Almost a week on, the controversy and backlash over NVIDIA’s DLSS 5 announcement are still swirling, following some mixed messaging from the company about how the tech works.

A reveal trailer on Tuesday showcased multiple games like “Resident Evil Requiem,” “Starfield”, and “Hogwarts Legacy” using the new technology, which goes beyond simple upscaling and leads to massively revised visual appearances to games – especially character faces and the overall game’s art direction. Those changes have drawn comparisons to an AI slop and an ‘AI Yassification filter’.

The following day, CEO Jensen Huang downplayed the criticism, saying those calling it an AI filter are “completely wrong” because “DLSS 5 fuses the controllability of geometry and textures and everything about the game with generative AI” and says all of it is “in the control – direct control – of the game developer”.

That has been interpreted as him saying it is not a filter or a post-processing effect, but rather something more integrated at the developer and designer level. If an accurate interpretation, then that claim appears to conflict with statements from NVIDIA engineers working on DLSS 5 along with the company’s own official slides according to HotHardware who reports that those slides indicate DLSS 5 works from the same data as previous DLSS iterations and is not more integrated into game engines.
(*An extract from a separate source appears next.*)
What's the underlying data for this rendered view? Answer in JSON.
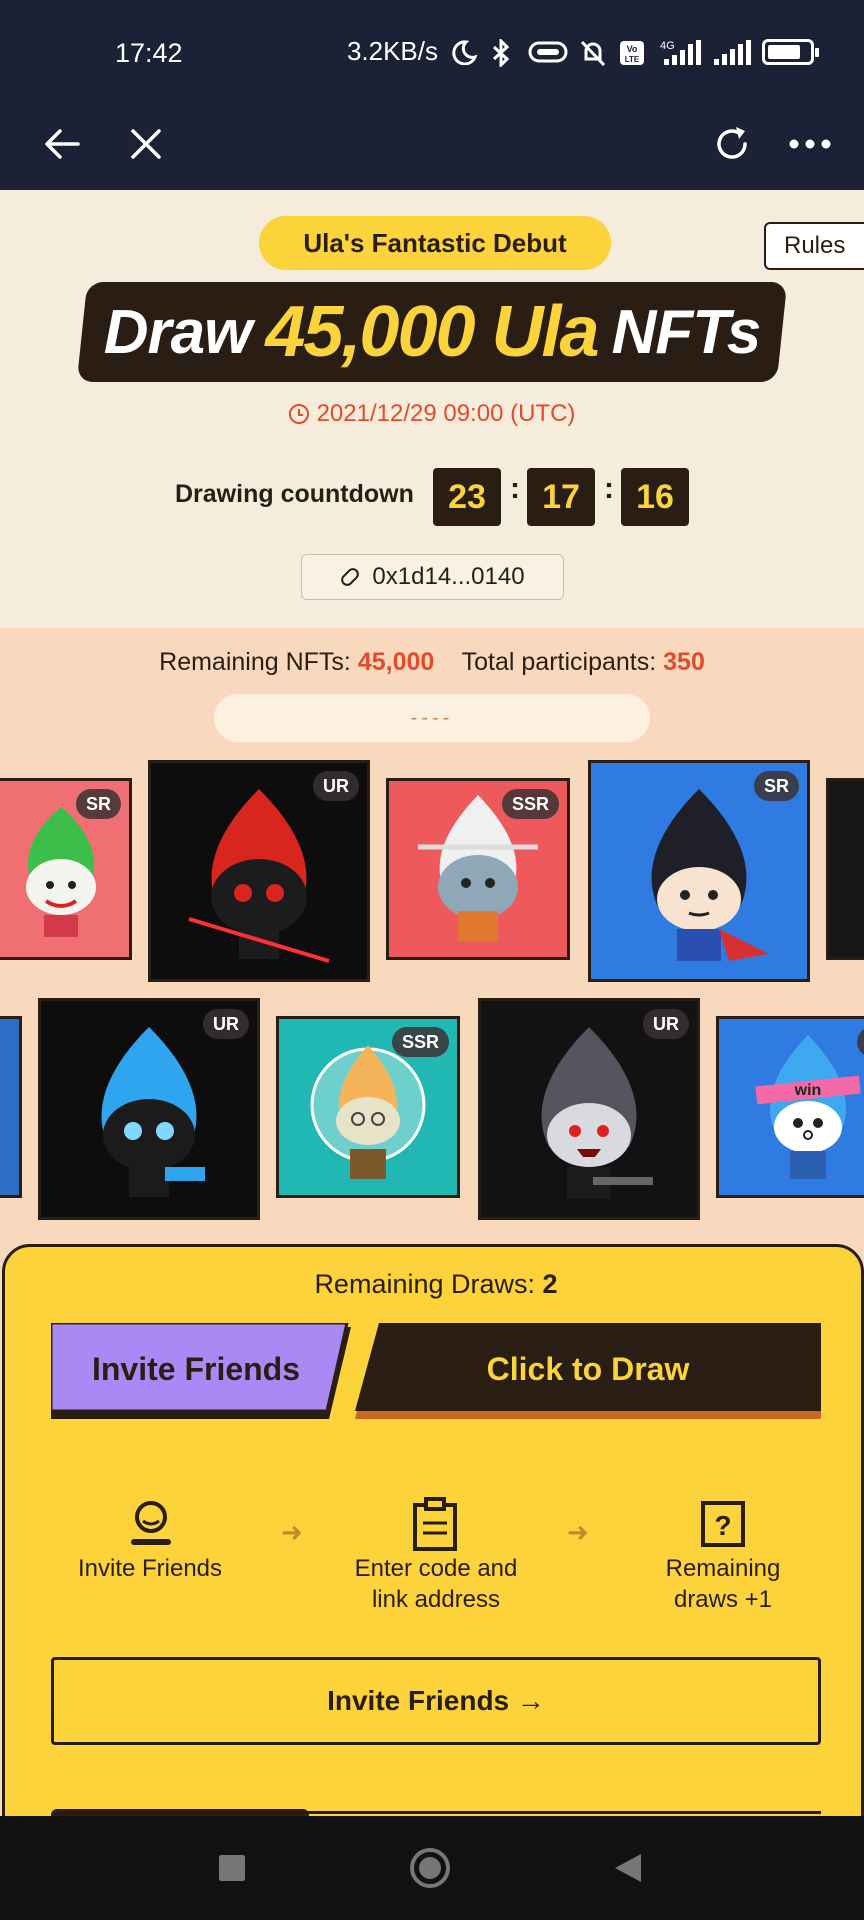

YouTuber Daniel Owens asked NVIDIA’s own marketing specialist Jacob Freeman if DLSS 5 is “effectively taking a single 2D frame as an input (with motion vectors) to create the output frame?” to which Freeman responded: “Yes, DLSS5 takes a 2D frame plus motion vectors as an input. DLSS 5 is trained end-to-end to understand complex scene semantics…all by analysing a single frame.”

In other words, he’s indicating that DLSS 5 is an AI filter that uses only the 2D-generated game image and some vector data to generate the final image. Owen adds that “the underlying geometry is unchanged” and “developers can also mask specific objects or areas to be excluded from enhancement”
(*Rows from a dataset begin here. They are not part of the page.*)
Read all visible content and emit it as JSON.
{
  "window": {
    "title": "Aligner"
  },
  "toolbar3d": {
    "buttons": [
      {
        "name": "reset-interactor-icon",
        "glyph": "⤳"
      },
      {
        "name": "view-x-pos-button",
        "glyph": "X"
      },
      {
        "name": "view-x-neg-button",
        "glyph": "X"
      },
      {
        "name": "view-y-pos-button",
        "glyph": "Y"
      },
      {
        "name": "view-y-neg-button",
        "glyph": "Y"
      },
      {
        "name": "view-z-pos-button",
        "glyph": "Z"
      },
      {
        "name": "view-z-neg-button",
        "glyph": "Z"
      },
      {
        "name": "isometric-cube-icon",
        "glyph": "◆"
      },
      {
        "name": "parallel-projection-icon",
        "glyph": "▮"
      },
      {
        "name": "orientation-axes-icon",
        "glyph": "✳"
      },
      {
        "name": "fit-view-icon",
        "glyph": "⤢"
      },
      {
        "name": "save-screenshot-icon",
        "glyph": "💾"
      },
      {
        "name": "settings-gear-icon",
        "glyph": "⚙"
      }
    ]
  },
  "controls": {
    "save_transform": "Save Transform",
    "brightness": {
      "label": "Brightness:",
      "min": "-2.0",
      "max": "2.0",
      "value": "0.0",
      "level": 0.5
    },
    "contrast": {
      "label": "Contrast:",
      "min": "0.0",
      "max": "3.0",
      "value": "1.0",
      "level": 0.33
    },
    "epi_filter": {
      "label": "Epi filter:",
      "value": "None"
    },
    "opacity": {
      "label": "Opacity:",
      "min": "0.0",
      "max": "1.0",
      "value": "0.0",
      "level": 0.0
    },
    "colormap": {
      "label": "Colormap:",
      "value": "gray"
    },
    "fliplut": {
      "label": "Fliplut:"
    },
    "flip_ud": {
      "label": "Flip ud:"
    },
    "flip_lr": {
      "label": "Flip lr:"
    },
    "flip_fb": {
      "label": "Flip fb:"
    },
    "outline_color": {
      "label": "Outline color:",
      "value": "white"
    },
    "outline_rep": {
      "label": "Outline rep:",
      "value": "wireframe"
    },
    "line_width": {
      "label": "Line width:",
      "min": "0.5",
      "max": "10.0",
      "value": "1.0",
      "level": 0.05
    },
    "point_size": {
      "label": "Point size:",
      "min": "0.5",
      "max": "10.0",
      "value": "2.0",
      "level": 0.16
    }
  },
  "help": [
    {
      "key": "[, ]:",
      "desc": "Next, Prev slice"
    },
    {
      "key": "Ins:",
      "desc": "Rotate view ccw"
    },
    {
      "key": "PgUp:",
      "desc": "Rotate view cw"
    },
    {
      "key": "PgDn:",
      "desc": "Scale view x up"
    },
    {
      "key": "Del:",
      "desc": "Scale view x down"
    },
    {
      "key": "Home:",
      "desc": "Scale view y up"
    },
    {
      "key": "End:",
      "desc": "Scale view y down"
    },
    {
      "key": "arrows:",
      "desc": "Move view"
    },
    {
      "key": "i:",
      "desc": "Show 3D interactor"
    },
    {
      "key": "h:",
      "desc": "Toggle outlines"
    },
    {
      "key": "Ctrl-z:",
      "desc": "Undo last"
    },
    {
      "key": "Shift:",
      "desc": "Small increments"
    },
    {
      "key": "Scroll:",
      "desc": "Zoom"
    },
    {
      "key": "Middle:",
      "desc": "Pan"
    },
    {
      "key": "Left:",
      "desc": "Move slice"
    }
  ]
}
The technology is still in development, so there is still hope that the issues with the tech can be ironed out in the wake of last week’s launch and the decidedly poor reception. Criticism remains widespread, with the DLSS5 official video drawing an 84% dislikes vote on YouTube, while Digital Foundry’s initial glowing coverage of it saw the owner on the receiving end of death threats.

Kotaku spoke with a number of game developers and the universal consensus appears to be negative: “Every dev I talked to, even those who didn’t want to be included in this feature, all told me they hated DLSS 5 and were offended by Nvidia’s announcement and how it seemingly overwrote the work of talented artists, modelers, and other game devs… many of them aren’t even sure who this is for.”

Insider Gaming reported earlier this week that some developers at studios like Ubisoft and Capcom were caught off guard by Nvidia’s big reveal.